The existing station in events mode can already move something like 48,000pp/h? The metro will then almost treble that capacity with its 40,000pp/h per direction at full 30TPH.

So in the near future the heavy rail capacity (not even counting future Parra LR) at Olympic Park for events will be 48,000 + 80,000 - other users of metro = 100,000pp/h at least. ANZ Stadium only holds 83,000 spectators, set to be reduced to 70,000 by the time this line is constructed. Even with concurrent events, the existing station and a wide island platform metro station will be more than adequate for many decades; especially if they're ever augmented even further with a north-south metro in the distant future.

I think it's a waste of money to construct or even future proof for any specific events infrastructure for the metro. What really matters is ensuring there's 4 doors per carriage side to sweep platforms in seconds, especially if there's only to be one or two CBD stations.
Because interchanging at Lidcombe is nuts?

Don't forget SOP is now tranforming itself into a business + residential hub.
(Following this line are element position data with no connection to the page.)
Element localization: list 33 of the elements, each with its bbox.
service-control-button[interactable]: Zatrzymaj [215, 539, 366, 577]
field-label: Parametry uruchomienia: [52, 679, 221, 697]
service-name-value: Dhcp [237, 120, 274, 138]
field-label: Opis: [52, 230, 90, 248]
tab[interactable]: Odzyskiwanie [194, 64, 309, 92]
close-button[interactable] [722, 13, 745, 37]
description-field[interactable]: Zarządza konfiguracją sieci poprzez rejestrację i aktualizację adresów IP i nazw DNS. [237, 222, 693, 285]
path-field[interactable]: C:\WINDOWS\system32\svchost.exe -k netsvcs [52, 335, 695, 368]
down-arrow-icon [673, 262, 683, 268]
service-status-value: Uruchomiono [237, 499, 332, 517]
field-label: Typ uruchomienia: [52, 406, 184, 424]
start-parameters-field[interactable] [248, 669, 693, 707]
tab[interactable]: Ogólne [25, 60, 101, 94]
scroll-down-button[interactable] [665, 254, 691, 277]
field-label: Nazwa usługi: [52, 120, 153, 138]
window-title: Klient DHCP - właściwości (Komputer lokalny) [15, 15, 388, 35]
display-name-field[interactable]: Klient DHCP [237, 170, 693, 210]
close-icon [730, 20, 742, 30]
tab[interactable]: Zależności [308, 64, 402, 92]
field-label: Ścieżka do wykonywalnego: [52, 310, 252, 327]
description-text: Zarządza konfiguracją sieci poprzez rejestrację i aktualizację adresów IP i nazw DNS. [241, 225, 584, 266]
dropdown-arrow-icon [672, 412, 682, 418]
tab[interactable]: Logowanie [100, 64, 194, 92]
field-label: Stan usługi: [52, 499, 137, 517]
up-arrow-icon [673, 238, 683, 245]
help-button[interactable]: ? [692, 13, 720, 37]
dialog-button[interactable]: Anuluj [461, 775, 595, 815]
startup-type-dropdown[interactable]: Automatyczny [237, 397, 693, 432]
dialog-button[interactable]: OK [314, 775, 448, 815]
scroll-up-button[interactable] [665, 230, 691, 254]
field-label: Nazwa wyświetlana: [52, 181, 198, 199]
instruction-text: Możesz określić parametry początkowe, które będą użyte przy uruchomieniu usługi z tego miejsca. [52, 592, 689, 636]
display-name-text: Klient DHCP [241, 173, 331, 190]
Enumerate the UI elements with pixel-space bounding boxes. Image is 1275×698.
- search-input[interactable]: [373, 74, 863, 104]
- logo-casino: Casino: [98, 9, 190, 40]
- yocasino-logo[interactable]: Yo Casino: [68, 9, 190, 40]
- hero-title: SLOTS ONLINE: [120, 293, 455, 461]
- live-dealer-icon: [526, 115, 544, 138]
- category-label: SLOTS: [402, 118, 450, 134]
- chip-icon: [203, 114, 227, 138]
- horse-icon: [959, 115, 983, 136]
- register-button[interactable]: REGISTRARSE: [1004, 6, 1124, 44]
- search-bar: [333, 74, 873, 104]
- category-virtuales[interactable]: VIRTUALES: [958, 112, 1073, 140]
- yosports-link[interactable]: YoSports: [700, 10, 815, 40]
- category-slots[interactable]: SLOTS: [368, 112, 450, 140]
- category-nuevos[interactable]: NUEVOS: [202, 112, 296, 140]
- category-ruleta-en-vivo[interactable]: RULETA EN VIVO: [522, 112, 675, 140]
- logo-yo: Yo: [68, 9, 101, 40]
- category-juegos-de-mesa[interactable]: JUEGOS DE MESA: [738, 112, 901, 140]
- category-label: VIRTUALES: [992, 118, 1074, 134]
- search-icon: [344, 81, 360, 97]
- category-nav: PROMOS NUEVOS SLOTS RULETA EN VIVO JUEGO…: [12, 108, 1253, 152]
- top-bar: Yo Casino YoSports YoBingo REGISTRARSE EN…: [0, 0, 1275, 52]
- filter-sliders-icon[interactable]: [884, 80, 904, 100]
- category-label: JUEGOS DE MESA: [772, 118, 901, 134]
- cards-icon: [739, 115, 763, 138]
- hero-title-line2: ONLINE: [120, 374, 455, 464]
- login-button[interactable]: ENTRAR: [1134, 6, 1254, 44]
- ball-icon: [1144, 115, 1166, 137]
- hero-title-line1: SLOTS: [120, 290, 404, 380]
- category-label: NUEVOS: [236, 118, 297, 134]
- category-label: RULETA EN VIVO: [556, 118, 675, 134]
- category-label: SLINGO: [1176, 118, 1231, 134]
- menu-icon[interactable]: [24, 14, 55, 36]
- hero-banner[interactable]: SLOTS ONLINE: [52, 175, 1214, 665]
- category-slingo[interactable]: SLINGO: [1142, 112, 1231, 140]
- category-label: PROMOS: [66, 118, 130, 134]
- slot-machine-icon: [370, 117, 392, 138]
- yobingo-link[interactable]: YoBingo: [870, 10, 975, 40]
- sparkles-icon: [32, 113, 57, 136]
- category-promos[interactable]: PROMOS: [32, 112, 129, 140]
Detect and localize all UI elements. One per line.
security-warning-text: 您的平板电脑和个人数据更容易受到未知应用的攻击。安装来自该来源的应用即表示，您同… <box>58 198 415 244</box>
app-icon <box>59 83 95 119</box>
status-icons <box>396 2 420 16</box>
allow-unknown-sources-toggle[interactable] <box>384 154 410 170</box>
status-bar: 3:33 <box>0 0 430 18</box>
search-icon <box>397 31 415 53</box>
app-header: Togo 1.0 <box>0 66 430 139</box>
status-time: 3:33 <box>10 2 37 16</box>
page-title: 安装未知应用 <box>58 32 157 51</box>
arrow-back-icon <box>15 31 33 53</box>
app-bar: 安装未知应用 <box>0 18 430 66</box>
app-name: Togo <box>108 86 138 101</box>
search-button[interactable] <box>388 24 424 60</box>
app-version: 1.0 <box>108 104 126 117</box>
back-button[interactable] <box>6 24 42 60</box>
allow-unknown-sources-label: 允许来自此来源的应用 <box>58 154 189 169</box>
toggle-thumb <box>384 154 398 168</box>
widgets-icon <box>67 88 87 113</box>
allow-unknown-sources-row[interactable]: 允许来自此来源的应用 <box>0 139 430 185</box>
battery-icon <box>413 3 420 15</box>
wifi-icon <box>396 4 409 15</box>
Opal Tower saga aside, the Carter St precinct means Olympic Park Station in the way it operates, and how the West lines are at saturation, will simply be its own Carlingford Line style (albeit frequent) service - shuttles to Lidcombe even if there is patronage to warrant direct services.

It's also affording places like The Bays, Five Dock, Burwood North and Nth Strathfield a direct link to SOP. Adding more 525/526s from Strathfield isn't really viable from those catchments either.

It will also be able to relieve Rhodes as the interchange station for Wentworth Point customers travelling to the City, and also into Parramatta.